The little boy slid from her lap and ran with the other children to play with the dog and she smiled to watch them. After a moment she sighed and turned to the larger boys. “Let’s get the rest of this stuff put up before she distracts us too much.”
“She yours?” The largest boy helped her carry a box into the shop.
“Yes. And locked doors that dog does not know. I never could keep her in a room, never could keep her out and somehow she always knew where to find me.”
“Sounds like fun.”
“It was, especially when I had to go wandering around looking for her because it was getting late and she wasn’t at home.”
Working together they made quick work of the rest of the boxes.
— — —
The soldier sat, that night, in a tavern with several of his longtime friends from in the Palace. They had all been streetlings together, years before, and they had kept up with each other, though it had taken quite a bit of effort.
Dougal looked at him over the rim of his mug. “You are kidding, right?”
The soldier, Corrin, shook his head. “Honest, holy truth, I swear. She has got to be watching me while I help the kids get their ball back and then walks up to me only after they have run off. I could actually hear her voice want to call me ‘sir’.”
Across the table, Knight-Captain Bastion smiled into his ale. “A noble streetling? What did she look like?”
Corrin shrugged. “Like any other streetling, though a bit cleaner, a bit more… controlled. Blonde, like you, with her hair pinned back in a kerchief. What struck me most, though, was her eyes. Pure gold, like two new-minted coins. Now where does a girl get eyes like that?”
Dougal laughed. “I don’t know. Same place you dreamed up a noble streetling, I suppose.”
Corrin raised one hand as if taking an oath. “I swear, I am not making this up. It was the weirdest thing I have ever seen. It was like… it was like she was looking for someone she could trust to ask directions from.”
Bastion chuckled and then took a sip from his ale before setting the mug down. “And you, being the honest and upright person we all know, told her exactly how to find Kodran’s shop?”

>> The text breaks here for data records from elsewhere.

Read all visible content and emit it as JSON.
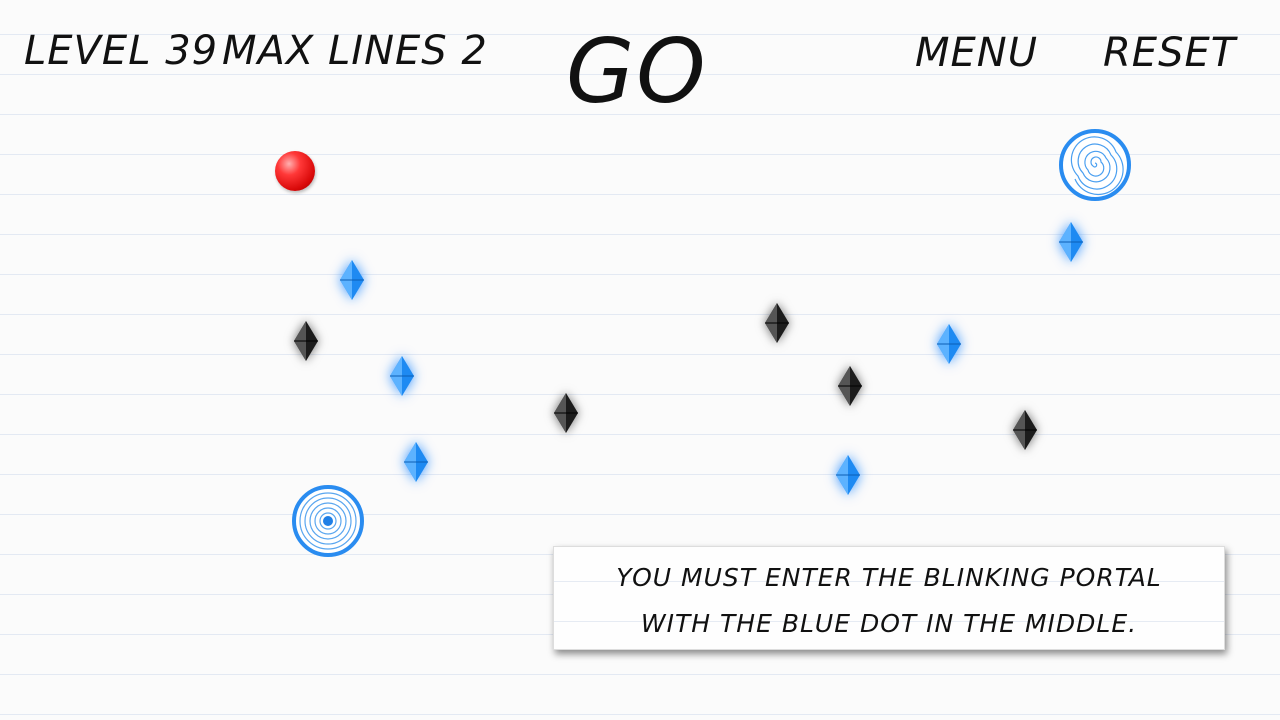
{
  "hud": {
    "level": "Level 39",
    "max_lines": "Max Lines 2",
    "go": "Go",
    "menu": "Menu",
    "reset": "Reset"
  },
  "hint": {
    "line1": "You must enter the blinking portal",
    "line2": "with the blue dot in the middle."
  },
  "colors": {
    "ball": "#e01010",
    "portal": "#2a8cf0",
    "gem_blue": "#2a8cf0",
    "gem_dark": "#2a2a2a",
    "paper_line": "#e3e9f3"
  },
  "icons": {
    "ball": "red-ball",
    "portal_target": "blinking-portal-with-blue-dot",
    "portal_exit": "spiral-portal",
    "gem_blue": "blue-crystal",
    "gem_dark": "black-crystal"
  }
}
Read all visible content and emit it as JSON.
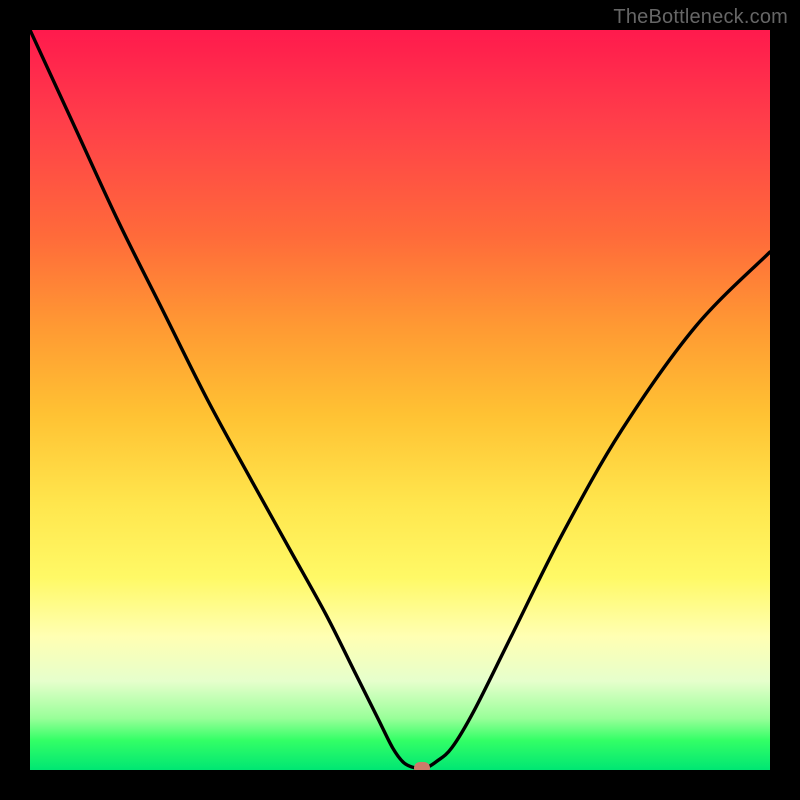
{
  "watermark": "TheBottleneck.com",
  "chart_data": {
    "type": "line",
    "title": "",
    "xlabel": "",
    "ylabel": "",
    "xlim": [
      0,
      100
    ],
    "ylim": [
      0,
      100
    ],
    "grid": false,
    "series": [
      {
        "name": "bottleneck-curve",
        "x": [
          0,
          6,
          12,
          18,
          24,
          30,
          35,
          40,
          44,
          47,
          49,
          50.5,
          52,
          53.5,
          55,
          57,
          60,
          65,
          72,
          80,
          90,
          100
        ],
        "y": [
          100,
          87,
          74,
          62,
          50,
          39,
          30,
          21,
          13,
          7,
          3,
          1,
          0.3,
          0.3,
          1.2,
          3,
          8,
          18,
          32,
          46,
          60,
          70
        ]
      }
    ],
    "marker": {
      "x": 53,
      "y": 0.3,
      "color": "#cc7a6a"
    },
    "background_gradient": {
      "type": "vertical",
      "stops": [
        {
          "pos": 0.0,
          "color": "#ff1a4d"
        },
        {
          "pos": 0.28,
          "color": "#ff6b3a"
        },
        {
          "pos": 0.52,
          "color": "#ffc233"
        },
        {
          "pos": 0.74,
          "color": "#fff966"
        },
        {
          "pos": 0.88,
          "color": "#e6ffcc"
        },
        {
          "pos": 1.0,
          "color": "#00e673"
        }
      ]
    }
  }
}
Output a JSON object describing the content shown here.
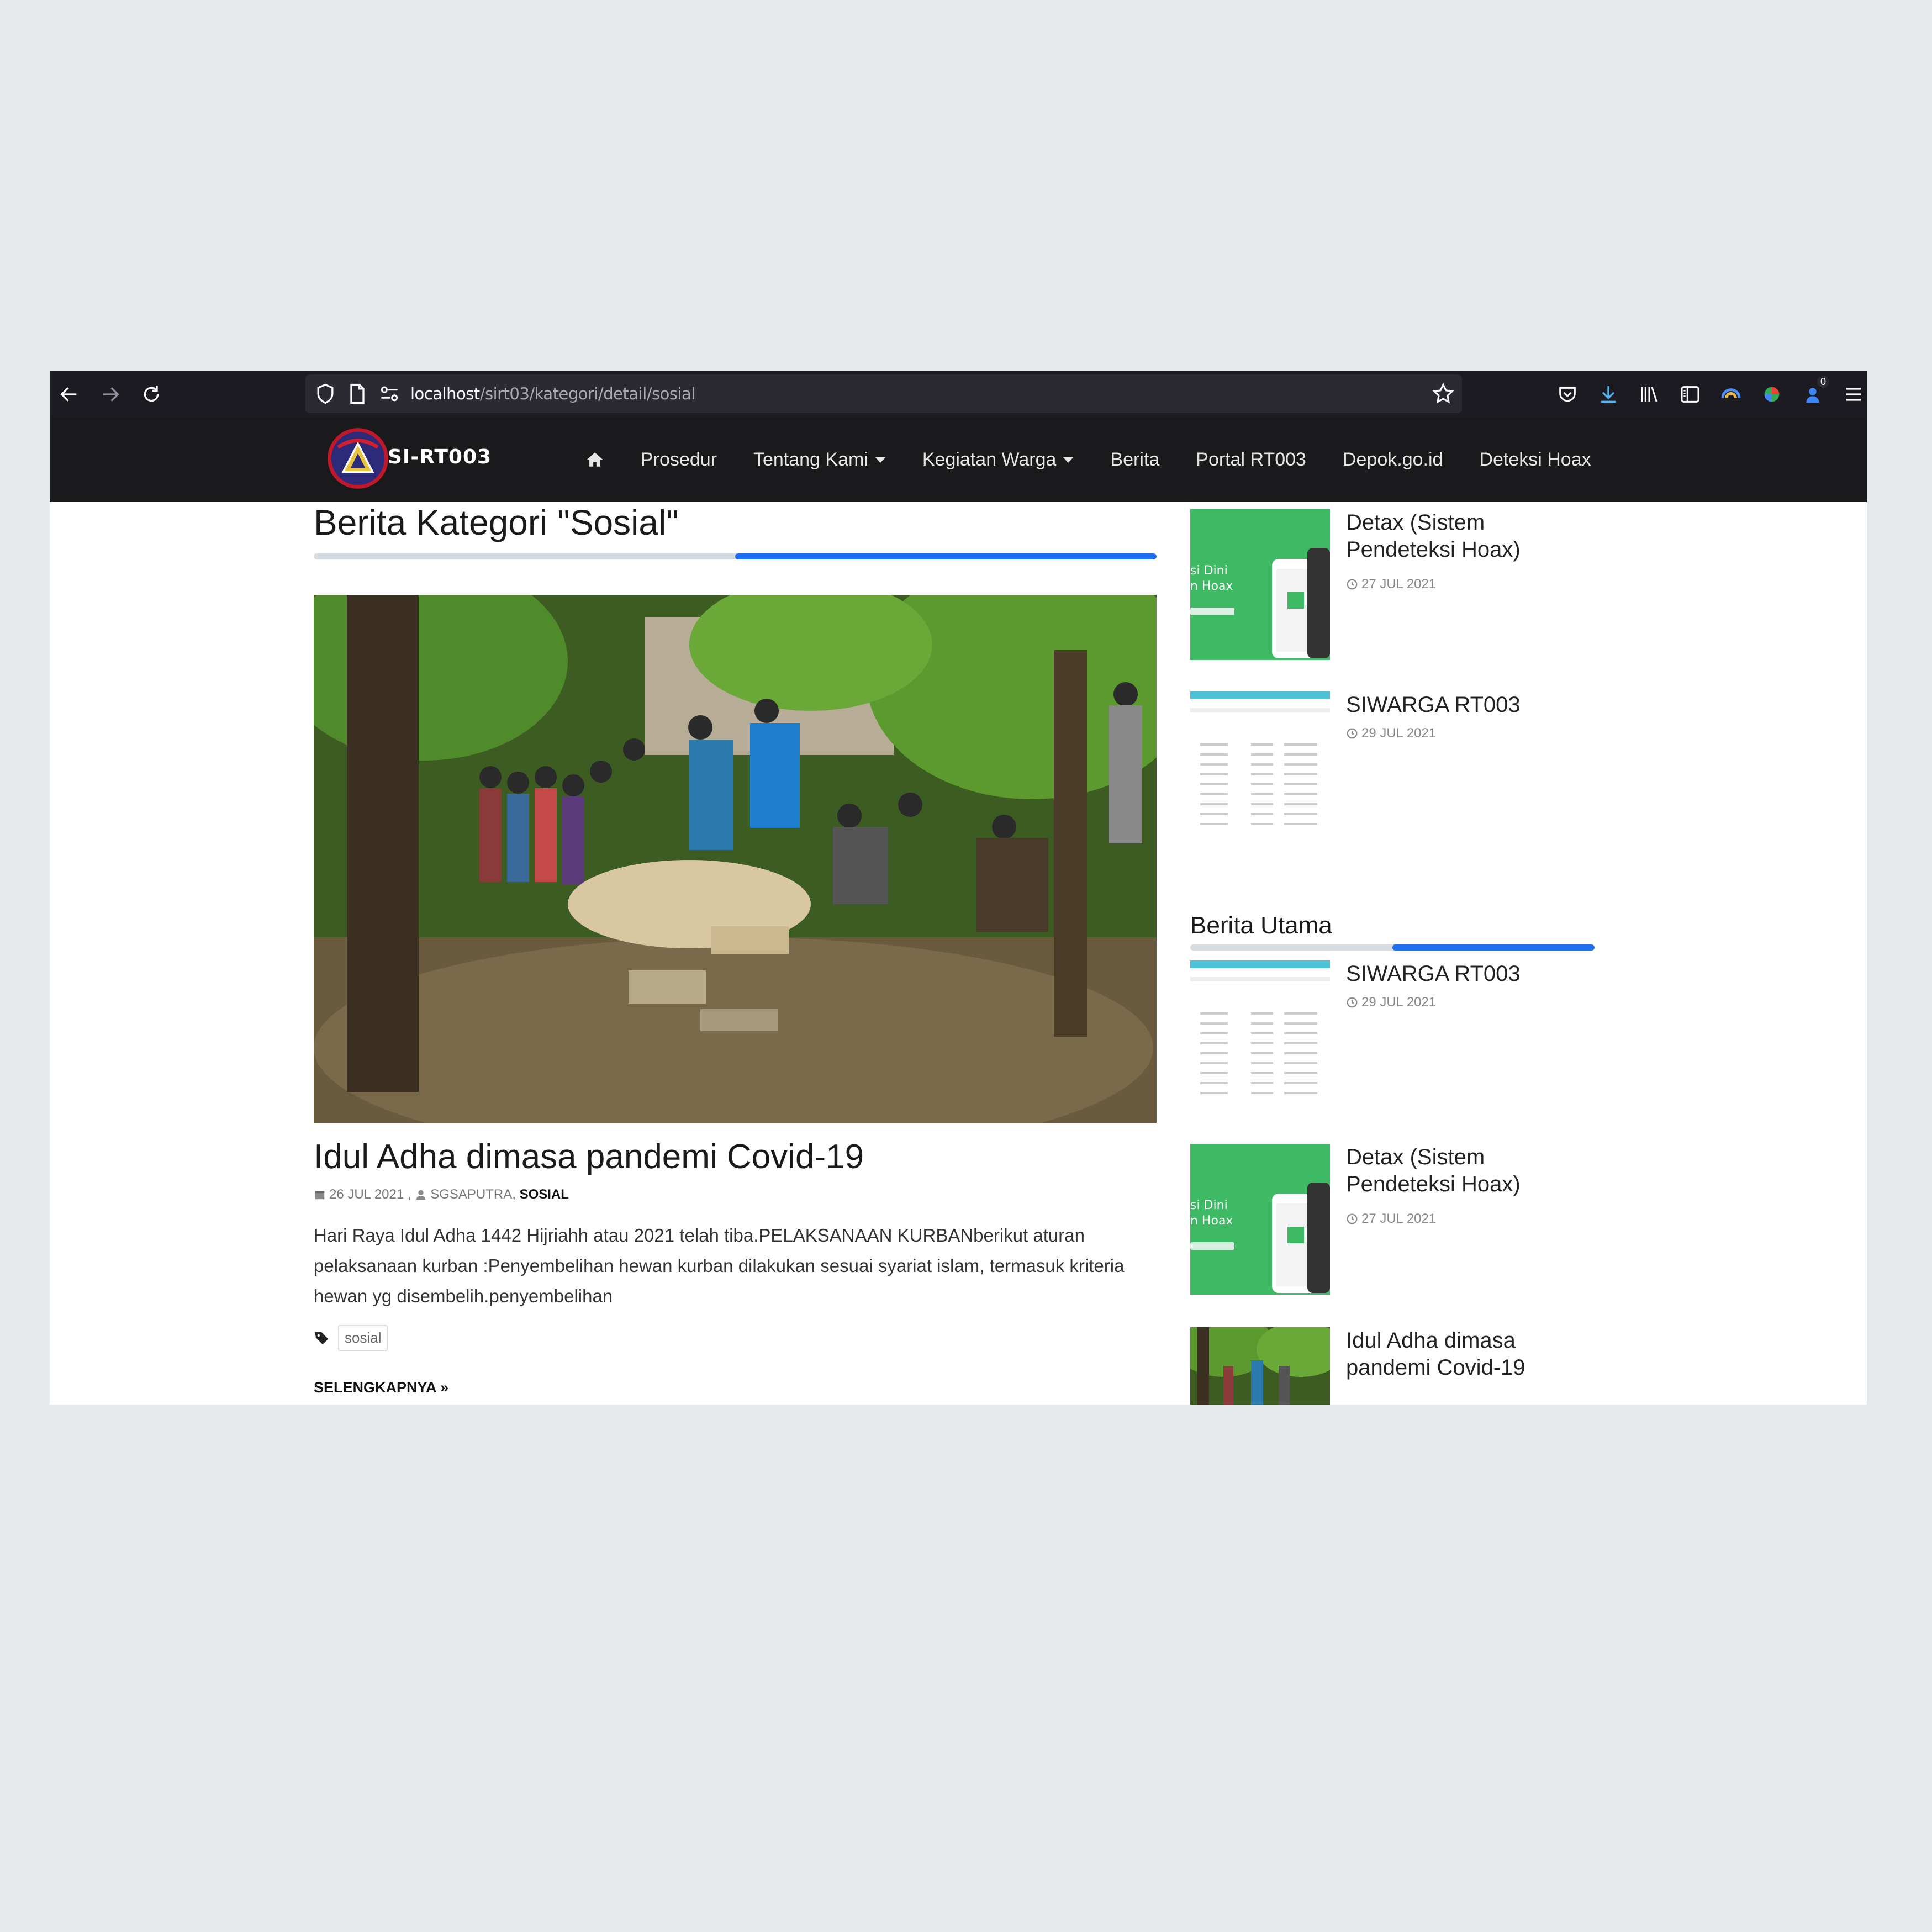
{
  "browser": {
    "url_host": "localhost",
    "url_path": "/sirt03/kategori/detail/sosial",
    "download_badge": "0"
  },
  "site": {
    "brand": "SI-RT003",
    "nav": [
      {
        "label": "Prosedur"
      },
      {
        "label": "Tentang Kami",
        "dropdown": true
      },
      {
        "label": "Kegiatan Warga",
        "dropdown": true
      },
      {
        "label": "Berita"
      },
      {
        "label": "Portal RT003"
      },
      {
        "label": "Depok.go.id"
      },
      {
        "label": "Deteksi Hoax"
      }
    ]
  },
  "page": {
    "title": "Berita Kategori \"Sosial\"",
    "post": {
      "title": "Idul Adha dimasa pandemi Covid-19",
      "date": "26 JUL 2021",
      "author": "SGSAPUTRA",
      "category": "SOSIAL",
      "excerpt": "Hari Raya Idul Adha 1442 Hijriahh atau 2021 telah tiba.PELAKSANAAN KURBANberikut aturan pelaksanaan kurban :Penyembelihan hewan kurban dilakukan sesuai syariat islam, termasuk kriteria hewan yg disembelih.penyembelihan",
      "tag": "sosial",
      "read_more": "SELENGKAPNYA"
    }
  },
  "sidebar": {
    "recent": [
      {
        "title": "Detax (Sistem Pendeteksi Hoax)",
        "date": "27 JUL 2021",
        "thumb": "detax"
      },
      {
        "title": "SIWARGA RT003",
        "date": "29 JUL 2021",
        "thumb": "siwarga"
      }
    ],
    "heading": "Berita Utama",
    "featured": [
      {
        "title": "SIWARGA RT003",
        "date": "29 JUL 2021",
        "thumb": "siwarga"
      },
      {
        "title": "Detax (Sistem Pendeteksi Hoax)",
        "date": "27 JUL 2021",
        "thumb": "detax"
      },
      {
        "title": "Idul Adha dimasa pandemi Covid-19",
        "date": "",
        "thumb": "idul-adha"
      }
    ],
    "thumb_text": {
      "detax_line1": "si Dini",
      "detax_line2": "n Hoax"
    }
  },
  "colors": {
    "accent": "#1e6ff2",
    "navbar": "#1a1a1c",
    "chrome": "#1c1b22",
    "detax_green": "#3dba63"
  }
}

Corrin nodded. “That I did. I can take you over there at some point, maybe we can spot here there and I can prove to you that there is a noble streetling girl with eyes as gold as…”
“As coins?” Dougal offered, still chuckling.
“Exactly, as coins.”
Dougal snorted in laughter. “You have got the biggest imagination I have ever seen. Like any noble daughter thrown onto Castellan’s streets wouldn’t end up in a troublesome spot within an hour of arriving. They’re used to being waited on, hand and foot. Kodran wouldn’t put up with that, and we all know it. No spoiled lady would put up with some of the stuff the streetlings do.”
Bastion shrugged. “Well, I know one noble daughter who might.”
Corrin looked at him curiously. “Your Princess?”
He nodded. “She’s got the strength, but I don’t think she would really run.” He paused. “And I don’t think that she’s got gold eyes.” The more he thought about it, though, the more he realized that he didn’t know what color her eyes were.